SDB might also be associated with poorer quality of life because nocturnal hypoxia could potentially exacerbate certain aspects of PD neuropathology. Basic science studies have shown experimentally that sleep apnea could cause the loss of catecholamine neurons [15] or reduce extracellular dopamine [16]. Furthermore, oxidative stress has been implicated in dopamine cell degeneration, mitochondrial dysfunction, excitotoxicity, and inflammation in PD [62, 63]. Therefore, one might expect that higher AHI or indices of nocturnal hypoxia would correlate with measures of disease severity in PD. Consistent with this idea, Efthimiou et al. [47] observed more apneas in PD patients with more severe disease (Hoehn and Yahr scale). Moreover, Maria et al. [36] found significant correlations between log-transformed UPDRS motor scores and log-transformed AHI as well as median oxygen saturation levels, even after controlling for age. Cochen De Cock et al. [43] also observed a significant correlation between AHI and UPDRS motor scores, with SDB being more frequent and severe in the most disabled PD patients. One additional study [32] observed a nonsignificant trend for higher SDB risk (Berlin Questionnaire [4]) in PD patients at more severe disease stages, and another study [42] observed significant correlations for greater sleep fragmentation and more severe disease stages, but three studies have reported no significant correlations between SDB variables and either UPDRS or Hoehn Yahr scores [41, 42, 64].

We contend that a limitation in prior studies of the clinical correlates of SDB in PD patients is that most studies have examined polysomnography in relation to disease severity in PD patients at a single time point in the course of disease. A current direction of our research is examining the association between polysomnographic variables and change in motor disease severity over the course of disease.

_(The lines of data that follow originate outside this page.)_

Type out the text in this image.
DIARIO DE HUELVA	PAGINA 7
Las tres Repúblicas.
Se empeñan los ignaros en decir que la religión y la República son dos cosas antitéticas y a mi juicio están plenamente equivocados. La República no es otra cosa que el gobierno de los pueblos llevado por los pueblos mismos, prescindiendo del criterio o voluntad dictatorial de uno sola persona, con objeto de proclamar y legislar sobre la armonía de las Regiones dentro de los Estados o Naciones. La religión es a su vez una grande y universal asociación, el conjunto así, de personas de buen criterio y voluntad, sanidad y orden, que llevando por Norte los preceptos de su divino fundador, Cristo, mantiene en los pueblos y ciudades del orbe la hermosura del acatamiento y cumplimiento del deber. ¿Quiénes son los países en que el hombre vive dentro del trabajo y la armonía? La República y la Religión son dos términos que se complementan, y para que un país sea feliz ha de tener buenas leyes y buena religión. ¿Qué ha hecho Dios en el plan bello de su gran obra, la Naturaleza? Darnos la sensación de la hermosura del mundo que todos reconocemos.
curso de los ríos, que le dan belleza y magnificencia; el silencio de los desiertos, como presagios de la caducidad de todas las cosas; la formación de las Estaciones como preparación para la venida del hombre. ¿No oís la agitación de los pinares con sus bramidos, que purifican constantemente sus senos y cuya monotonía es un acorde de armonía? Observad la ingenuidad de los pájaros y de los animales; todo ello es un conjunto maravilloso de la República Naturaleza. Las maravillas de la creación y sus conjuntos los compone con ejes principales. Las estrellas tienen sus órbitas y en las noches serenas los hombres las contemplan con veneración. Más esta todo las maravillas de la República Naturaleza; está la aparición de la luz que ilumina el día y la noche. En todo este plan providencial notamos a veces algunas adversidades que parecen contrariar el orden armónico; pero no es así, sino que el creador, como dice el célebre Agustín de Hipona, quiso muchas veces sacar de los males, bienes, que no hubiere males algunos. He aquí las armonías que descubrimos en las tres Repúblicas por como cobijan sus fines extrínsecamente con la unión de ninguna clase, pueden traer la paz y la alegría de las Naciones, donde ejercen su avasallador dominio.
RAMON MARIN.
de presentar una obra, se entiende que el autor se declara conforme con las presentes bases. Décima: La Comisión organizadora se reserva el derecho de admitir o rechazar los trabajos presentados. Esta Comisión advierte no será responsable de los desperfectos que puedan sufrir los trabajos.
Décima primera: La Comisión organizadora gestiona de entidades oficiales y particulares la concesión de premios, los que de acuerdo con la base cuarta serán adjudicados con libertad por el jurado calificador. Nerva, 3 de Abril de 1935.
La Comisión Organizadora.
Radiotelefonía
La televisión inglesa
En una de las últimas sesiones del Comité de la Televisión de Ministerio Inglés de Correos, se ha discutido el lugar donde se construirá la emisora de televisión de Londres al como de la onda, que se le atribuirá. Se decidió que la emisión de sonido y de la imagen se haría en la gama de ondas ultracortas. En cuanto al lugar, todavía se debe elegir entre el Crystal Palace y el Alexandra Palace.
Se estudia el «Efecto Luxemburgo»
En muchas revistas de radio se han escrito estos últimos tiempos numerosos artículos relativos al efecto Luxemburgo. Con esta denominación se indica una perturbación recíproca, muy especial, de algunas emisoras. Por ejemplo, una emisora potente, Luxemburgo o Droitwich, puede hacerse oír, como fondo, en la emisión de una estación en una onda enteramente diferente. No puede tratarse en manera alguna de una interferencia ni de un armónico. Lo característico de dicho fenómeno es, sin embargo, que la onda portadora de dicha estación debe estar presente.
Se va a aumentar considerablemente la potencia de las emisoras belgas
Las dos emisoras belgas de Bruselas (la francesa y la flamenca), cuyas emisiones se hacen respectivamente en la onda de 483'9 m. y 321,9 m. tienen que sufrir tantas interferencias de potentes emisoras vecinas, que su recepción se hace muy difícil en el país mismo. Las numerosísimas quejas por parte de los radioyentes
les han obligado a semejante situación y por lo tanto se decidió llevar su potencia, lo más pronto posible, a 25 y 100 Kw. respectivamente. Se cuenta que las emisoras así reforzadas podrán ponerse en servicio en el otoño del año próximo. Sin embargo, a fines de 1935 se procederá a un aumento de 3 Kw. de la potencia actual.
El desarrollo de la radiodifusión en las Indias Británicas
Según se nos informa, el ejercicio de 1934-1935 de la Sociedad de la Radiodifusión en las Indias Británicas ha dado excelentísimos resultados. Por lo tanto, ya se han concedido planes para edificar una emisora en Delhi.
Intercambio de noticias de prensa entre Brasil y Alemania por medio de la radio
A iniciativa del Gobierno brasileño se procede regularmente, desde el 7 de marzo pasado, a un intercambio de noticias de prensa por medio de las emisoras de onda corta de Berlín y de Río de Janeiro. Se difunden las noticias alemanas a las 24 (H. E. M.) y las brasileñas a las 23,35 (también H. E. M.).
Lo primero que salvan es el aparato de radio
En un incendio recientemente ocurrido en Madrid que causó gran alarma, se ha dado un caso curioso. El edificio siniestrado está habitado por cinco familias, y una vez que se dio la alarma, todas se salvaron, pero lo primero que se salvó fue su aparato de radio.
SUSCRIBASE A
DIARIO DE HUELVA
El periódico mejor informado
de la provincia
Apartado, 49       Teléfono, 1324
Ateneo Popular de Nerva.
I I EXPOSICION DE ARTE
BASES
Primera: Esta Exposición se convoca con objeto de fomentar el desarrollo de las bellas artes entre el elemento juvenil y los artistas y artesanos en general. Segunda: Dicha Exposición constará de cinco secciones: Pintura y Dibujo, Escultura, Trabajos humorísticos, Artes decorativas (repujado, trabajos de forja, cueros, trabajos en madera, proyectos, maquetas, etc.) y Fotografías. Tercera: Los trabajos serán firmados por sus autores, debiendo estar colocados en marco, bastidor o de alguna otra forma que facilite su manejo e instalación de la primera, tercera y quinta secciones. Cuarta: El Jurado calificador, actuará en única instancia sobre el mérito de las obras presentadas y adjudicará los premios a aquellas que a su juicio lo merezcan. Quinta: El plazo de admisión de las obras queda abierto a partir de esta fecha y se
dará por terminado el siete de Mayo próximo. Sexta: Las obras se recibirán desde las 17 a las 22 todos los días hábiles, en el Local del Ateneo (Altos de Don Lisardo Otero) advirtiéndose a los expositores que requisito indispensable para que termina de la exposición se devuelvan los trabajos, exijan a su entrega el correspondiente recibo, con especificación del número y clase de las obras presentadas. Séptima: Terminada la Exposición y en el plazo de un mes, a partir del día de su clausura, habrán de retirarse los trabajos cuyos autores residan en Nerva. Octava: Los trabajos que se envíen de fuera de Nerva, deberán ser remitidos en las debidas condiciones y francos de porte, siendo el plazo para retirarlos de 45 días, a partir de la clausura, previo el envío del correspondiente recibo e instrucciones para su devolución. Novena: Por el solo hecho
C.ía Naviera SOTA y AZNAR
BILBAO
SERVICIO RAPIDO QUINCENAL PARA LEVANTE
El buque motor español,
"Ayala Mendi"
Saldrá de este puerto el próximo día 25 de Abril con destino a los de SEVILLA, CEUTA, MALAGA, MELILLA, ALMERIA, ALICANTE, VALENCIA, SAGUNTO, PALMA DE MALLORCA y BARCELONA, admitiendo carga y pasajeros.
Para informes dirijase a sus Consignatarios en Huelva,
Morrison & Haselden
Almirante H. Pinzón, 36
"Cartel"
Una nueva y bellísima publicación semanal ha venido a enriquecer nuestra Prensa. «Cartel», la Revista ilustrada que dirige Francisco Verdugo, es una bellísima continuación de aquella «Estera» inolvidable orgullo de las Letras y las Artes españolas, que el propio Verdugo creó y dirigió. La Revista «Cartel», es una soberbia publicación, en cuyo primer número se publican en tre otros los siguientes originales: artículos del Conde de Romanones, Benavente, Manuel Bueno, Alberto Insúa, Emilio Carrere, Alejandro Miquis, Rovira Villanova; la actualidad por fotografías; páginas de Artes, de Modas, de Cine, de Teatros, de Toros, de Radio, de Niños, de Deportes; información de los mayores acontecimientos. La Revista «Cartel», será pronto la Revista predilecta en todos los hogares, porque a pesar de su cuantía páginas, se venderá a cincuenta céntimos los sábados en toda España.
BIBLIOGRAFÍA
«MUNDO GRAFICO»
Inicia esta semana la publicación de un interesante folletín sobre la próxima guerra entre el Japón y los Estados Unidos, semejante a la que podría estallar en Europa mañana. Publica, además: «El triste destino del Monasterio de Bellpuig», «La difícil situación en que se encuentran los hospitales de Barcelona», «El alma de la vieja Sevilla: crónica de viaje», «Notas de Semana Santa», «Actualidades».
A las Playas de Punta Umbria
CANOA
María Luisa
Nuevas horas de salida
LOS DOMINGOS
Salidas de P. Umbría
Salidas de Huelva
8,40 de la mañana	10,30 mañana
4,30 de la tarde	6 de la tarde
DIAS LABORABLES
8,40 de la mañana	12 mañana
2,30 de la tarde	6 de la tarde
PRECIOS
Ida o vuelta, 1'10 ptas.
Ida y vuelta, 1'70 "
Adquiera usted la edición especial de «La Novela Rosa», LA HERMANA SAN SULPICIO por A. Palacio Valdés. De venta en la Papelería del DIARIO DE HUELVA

We recently evaluated whether change in motor disease severity (UPDRS motor subscale) in 29 idiopathic PD patients was associated with SDB variables [65]. The two time points (Time 1 [T1] and Time 2 [T2]) were separated by an average interval of 265 days, and at T2 patients underwent 2 nights of polysomnographic recording. Variables derived from overnight polysomnography were not associated cross-sectionally with UPDRS motor scores at T1 or T2 in our data. Similar absence of significant findings with cross-sectional analyses has been observed previously [41, 64]. However, in our data poorer sleep was strongly associated with declining function in UPDRS motor scores (i.e., from T1 to T2). As illustrated in Fig. 7.2, there were strong correlations with mean oxygen saturation levels (but not AHI), particularly during REM sleep. The UPDRS-change correlations with mean oxygen saturation during REM sleep was not negated when controlling for time between UPDRS assessments, overt dream enactment, low REM sleep amounts, dopamine dosage, age, gender, education, years since diagnosis, cognitive status, or mean oxygen saturation while awake. Thus, nocturnal oxygen saturation levels may represent an important biomarker of change in disease severity.